Cinquanta esperti della BP hanno lavorato ben 4 mesi alla redazione di un documento che attribuisce la causa della rottura del pozzo Macondo alla società di trivellazione e alla ditta costruttrice. Ma questo rapporto non servirà a ristabilire l'equilibrio dell'ecosistema violato

(Rinnovabili.it) – E’ proprio il caso di dirlo, la British Petroleum ha fatto a “scarica barile”. Per la precisazione si sta parlando di 4,9 milioni di barili di greggio rilasciati in mare dallo scorso 20 aprile, data dell’esplosione della piattaforma Deep Horizon e dell’inizio del versamento in mare del greggio. A quasi cinque mesi dal disastro nel Golfo del Messico la BP ha pubblicato delle “valutazioni interne”:https://www.bp.com/bodycopyarticle.do?categoryId=1&contentId=7052055 redatte da un team di 50 esperti in merito alle cause che avrebbero potuto, secondo la società petrolifera, scatenare la fuoriuscita di greggio: “Non è stato un singolo fattore a causare il disastro del pozzo Macondo”. Con queste parole la BP cerca quindi di spartire le colpe, puntando il dito contro la Transocean per non aver gestito al meglio la piattaforma, aver commesso una serie di errori durante la trivellazione e aver ignorato chiari segnali di pericolo. Ma le accuse sono anche contro la Halliburton per aver utilizzato un cemento di scarsa qualità nella realizzazione del pozzo il cui cedimento è alla base del disastro, come se dividere le colpe tra più attori possa diminuire i danni irreversibili di cui è stato vittima l’ecosistema marino e il sistema economico.
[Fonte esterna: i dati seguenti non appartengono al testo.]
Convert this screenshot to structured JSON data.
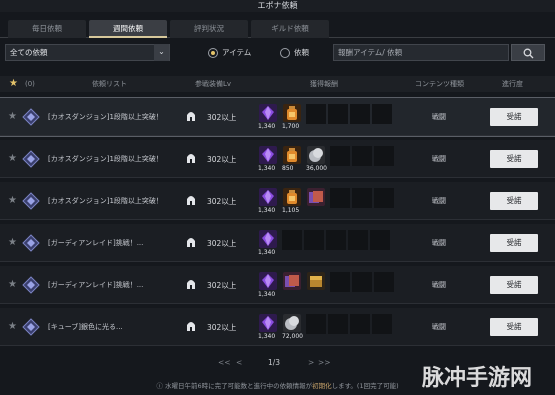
{
  "window": {
    "title": "エポナ依頼"
  },
  "tabs": [
    {
      "label": "毎日依頼",
      "active": false
    },
    {
      "label": "週間依頼",
      "active": true
    },
    {
      "label": "評判状況",
      "active": false
    },
    {
      "label": "ギルド依頼",
      "active": false
    }
  ],
  "filter": {
    "select_value": "全ての依頼",
    "radio_item": "アイテム",
    "radio_quest": "依頼",
    "search_placeholder": "報酬アイテム/ 依頼"
  },
  "table": {
    "fav_count": "(0)",
    "headers": {
      "list": "依頼リスト",
      "level": "参戦装備Lv",
      "reward": "獲得報酬",
      "content_type": "コンテンツ種類",
      "progress": "進行度"
    },
    "rows": [
      {
        "name": "[カオスダンジョン]1段階以上突破！",
        "level": "302以上",
        "rewards": [
          {
            "icon": "purple-crystal-icon",
            "count": "1,340"
          },
          {
            "icon": "orange-potion-icon",
            "count": "1,700"
          }
        ],
        "content_type": "戦闘",
        "action": "受諾",
        "selected": true
      },
      {
        "name": "[カオスダンジョン]1段階以上突破！",
        "level": "302以上",
        "rewards": [
          {
            "icon": "purple-crystal-icon",
            "count": "1,340"
          },
          {
            "icon": "orange-potion-icon",
            "count": "850"
          },
          {
            "icon": "silver-coin-icon",
            "count": "36,000"
          }
        ],
        "content_type": "戦闘",
        "action": "受諾",
        "selected": false
      },
      {
        "name": "[カオスダンジョン]1段階以上突破！",
        "level": "302以上",
        "rewards": [
          {
            "icon": "purple-crystal-icon",
            "count": "1,340"
          },
          {
            "icon": "orange-potion-icon",
            "count": "1,105"
          },
          {
            "icon": "card-pack-icon",
            "count": ""
          }
        ],
        "content_type": "戦闘",
        "action": "受諾",
        "selected": false
      },
      {
        "name": "[ガーディアンレイド]挑戦！...",
        "level": "302以上",
        "rewards": [
          {
            "icon": "purple-crystal-icon",
            "count": "1,340"
          }
        ],
        "content_type": "戦闘",
        "action": "受諾",
        "selected": false
      },
      {
        "name": "[ガーディアンレイド]挑戦！...",
        "level": "302以上",
        "rewards": [
          {
            "icon": "purple-crystal-icon",
            "count": "1,340"
          },
          {
            "icon": "card-pack-icon",
            "count": ""
          },
          {
            "icon": "gold-chest-icon",
            "count": ""
          }
        ],
        "content_type": "戦闘",
        "action": "受諾",
        "selected": false
      },
      {
        "name": "[キューブ]銀色に光る...",
        "level": "302以上",
        "rewards": [
          {
            "icon": "purple-crystal-icon",
            "count": "1,340"
          },
          {
            "icon": "silver-coin-icon",
            "count": "72,000"
          }
        ],
        "content_type": "戦闘",
        "action": "受諾",
        "selected": false
      }
    ]
  },
  "pager": {
    "page": "1/3"
  },
  "footer": {
    "before": "水曜日午前6時に完了可能数と進行中の依頼情報が",
    "highlight": "初期化",
    "after": "します。(1回完了可能)"
  },
  "watermark": "脉冲手游网",
  "colors": {
    "background": "#15181d",
    "accent_gold": "#e4c36a",
    "accept_button": "#e7e8ea",
    "crystal": "#7b3fd1"
  }
}
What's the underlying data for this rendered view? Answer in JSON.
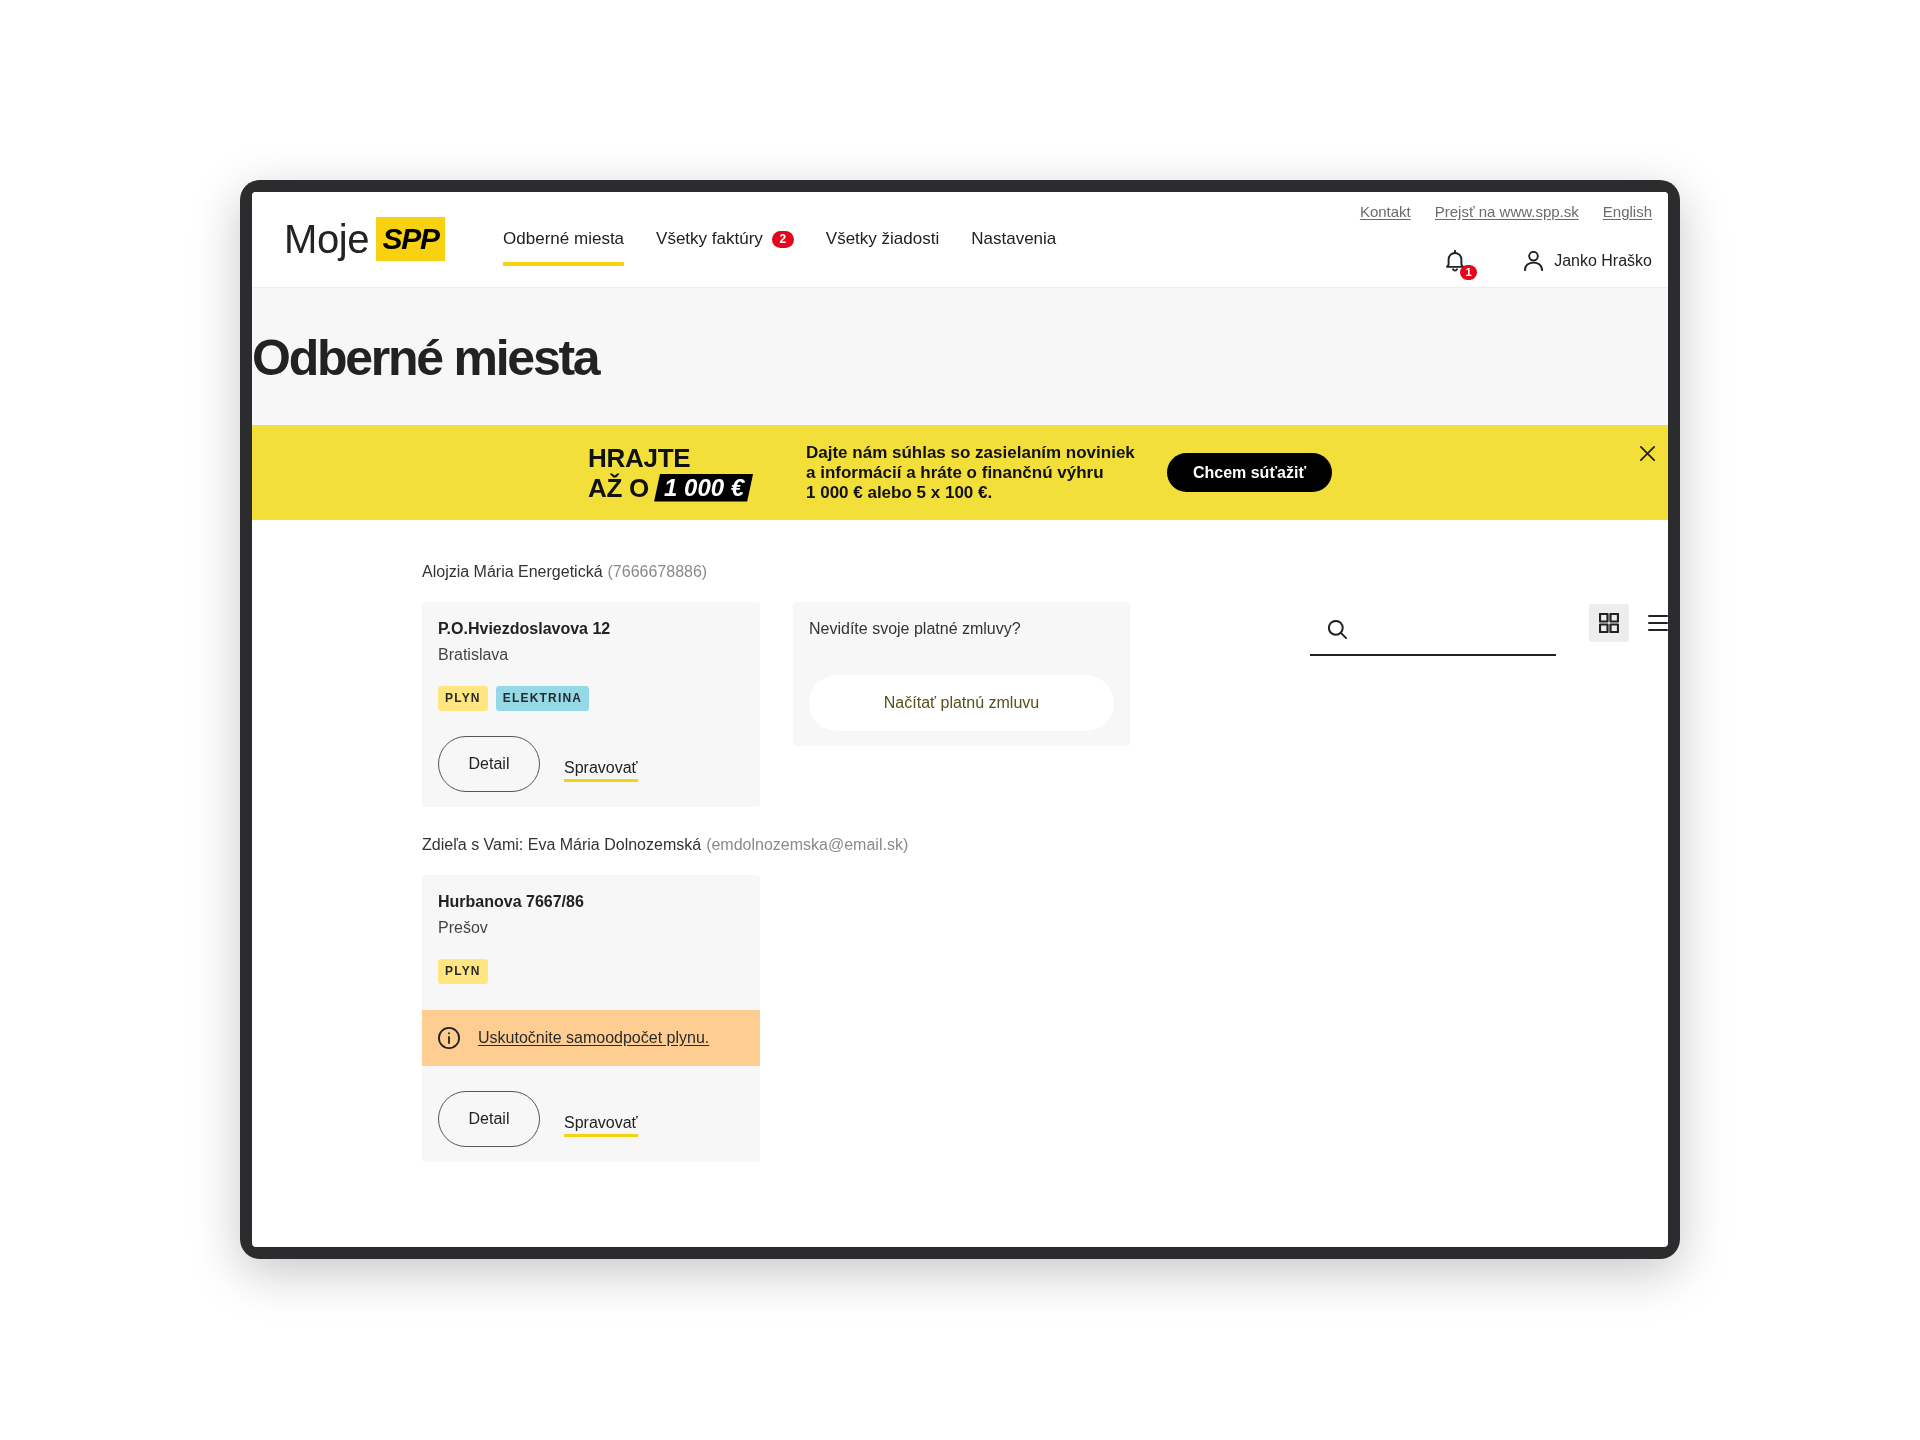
{
  "logo": {
    "word": "Moje",
    "mark": "SPP"
  },
  "nav": [
    {
      "label": "Odberné miesta",
      "selected": true
    },
    {
      "label": "Všetky faktúry",
      "selected": false,
      "badge": "2"
    },
    {
      "label": "Všetky žiadosti",
      "selected": false
    },
    {
      "label": "Nastavenia",
      "selected": false
    }
  ],
  "top_links": [
    "Kontakt",
    "Prejsť na www.spp.sk",
    "English"
  ],
  "notifications": {
    "badge": "1"
  },
  "user": {
    "name": "Janko Hraško"
  },
  "page_title": "Odberné miesta",
  "promo_banner": {
    "headline_lines": [
      "HRAJTE",
      "AŽ O"
    ],
    "amount": "1 000 €",
    "text": "Dajte nám súhlas so zasielaním noviniek a informácií a hráte o finančnú výhru 1 000 € alebo 5 x 100 €.",
    "button": "Chcem súťažiť"
  },
  "view_toggle": [
    {
      "kind": "grid",
      "selected": true
    },
    {
      "kind": "list",
      "selected": false
    }
  ],
  "groups": [
    {
      "owner": "Alojzia Mária Energetická",
      "owner_detail": "(7666678886)",
      "places": [
        {
          "street": "P.O.Hviezdoslavova 12",
          "city": "Bratislava",
          "tags": [
            {
              "label": "PLYN",
              "color": "#ffe680"
            },
            {
              "label": "ELEKTRINA",
              "color": "#95d9e7"
            }
          ],
          "actions": [
            {
              "kind": "outline",
              "label": "Detail"
            },
            {
              "kind": "link",
              "label": "Spravovať"
            }
          ]
        }
      ],
      "prompt": {
        "text": "Nevidíte svoje platné zmluvy?",
        "button": "Načítať platnú zmluvu"
      }
    },
    {
      "owner": "Zdieľa s Vami: Eva Mária Dolnozemská",
      "owner_detail": "(emdolnozemska@email.sk)",
      "places": [
        {
          "street": "Hurbanova 7667/86",
          "city": "Prešov",
          "tags": [
            {
              "label": "PLYN",
              "color": "#ffe680"
            }
          ],
          "notice": {
            "text": "Uskutočnite samoodpočet plynu."
          },
          "actions": [
            {
              "kind": "outline",
              "label": "Detail"
            },
            {
              "kind": "link",
              "label": "Spravovať"
            }
          ]
        }
      ]
    }
  ]
}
Sentendosi per questo vittima dell’essersi fidata di due società esperte del settore ha dovuto versare, in poco più di 4 mesi, la somma ingente di 8 miliardi di dollari per gli interventi resisi necessari a bloccare la fuoriuscita di petrolio, cifra che sicuramente salirà ulteriormente superando a breve i dieci miliardi.